Integrated Food Security Phase Classification:
According to a new Integrated Food Security Phase Classification (IPC) analysis, more than half a million people in Gaza are trapped in famine, marked by widespread starvation, destitution and preventable deaths.
- It is an independent body funded by Western countries and widely recognised as the main global system for measuring the severity of hunger crises.
- It was set up to sound the alarm so that famine and mass starvation could be prevented and to help organisations respond.
- The IPC is overseen by 19 major humanitarian organisations and regional bodies. It typically partners with national governments to analyse data.
- It is an innovative multi-stakeholder global initiative aimed at enhancing food security and nutrition analysis to inform decisions.
- The IPC system charts acute food insecurity on a five-phase scale. Its most extreme warning is Phase 5, which has two levels, catastrophe and famine.

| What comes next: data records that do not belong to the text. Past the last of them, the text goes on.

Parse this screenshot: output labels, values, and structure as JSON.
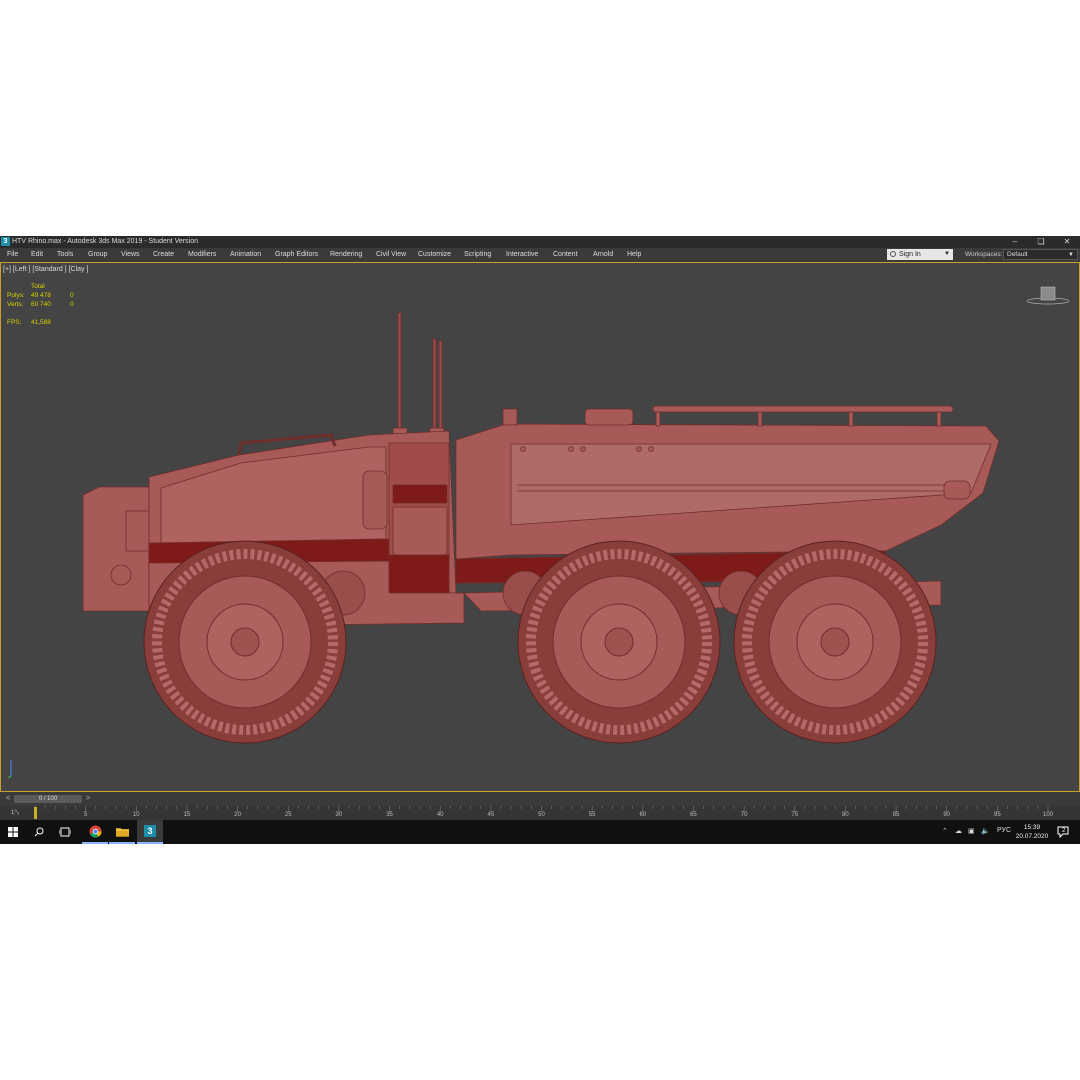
{
  "window": {
    "title": "HTV Rhino.max - Autodesk 3ds Max 2019 - Student Version",
    "app_icon_glyph": "3",
    "controls": [
      "minimize-icon",
      "restore-icon",
      "close-icon"
    ]
  },
  "menu": {
    "items": [
      "File",
      "Edit",
      "Tools",
      "Group",
      "Views",
      "Create",
      "Modifiers",
      "Animation",
      "Graph Editors",
      "Rendering",
      "Civil View",
      "Customize",
      "Scripting",
      "Interactive",
      "Content",
      "Arnold",
      "Help"
    ],
    "sign_in": "Sign In",
    "workspaces_label": "Workspaces:",
    "workspaces_value": "Default"
  },
  "viewport": {
    "label": "[+] [Left ] [Standard ] [Clay ]",
    "stats": {
      "total_header": "Total",
      "polys_label": "Polys:",
      "polys_value": "49 478",
      "polys_sel": "0",
      "verts_label": "Verts:",
      "verts_value": "60 740",
      "verts_sel": "0",
      "fps_label": "FPS:",
      "fps_value": "41,588"
    },
    "model_color": "#a85a58",
    "border_color": "#c8a02a"
  },
  "timeline": {
    "slider_text": "0 / 100",
    "zoom_label": "1⁰₀",
    "tick_labels": [
      "5",
      "10",
      "15",
      "20",
      "25",
      "30",
      "35",
      "40",
      "45",
      "50",
      "55",
      "60",
      "65",
      "70",
      "75",
      "80",
      "85",
      "90",
      "95",
      "100"
    ]
  },
  "taskbar": {
    "apps": [
      "windows-start-icon",
      "search-icon",
      "task-view-icon",
      "chrome-icon",
      "file-explorer-icon",
      "3ds-max-icon"
    ],
    "language": "РУС",
    "time": "15:39",
    "date": "20.07.2020",
    "notification_count": "2"
  }
}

- If the IPC or one of its partners finds that at least one area is in famine, a famine review committee, led by up to six experts, is activated.
- For an area to be classified as in famine, at least 20% of people must be suffering extreme food shortages, with one in three children acutely malnourished and two people out of every 10,000 dying daily from starvation or malnutrition and disease.
- The IPC says it does not formally declare famine, but provides analysis for governments and others to do so.
- The IPC relies on the N. World Food Programme and other relief organisations and government agencies to provide data.
- The protocols used by the IPC are harmonized across the three individual scales (IPC Acute Food Insecurity, IPC Chronic Food Insecurity, and IPC Acute Malnutrition).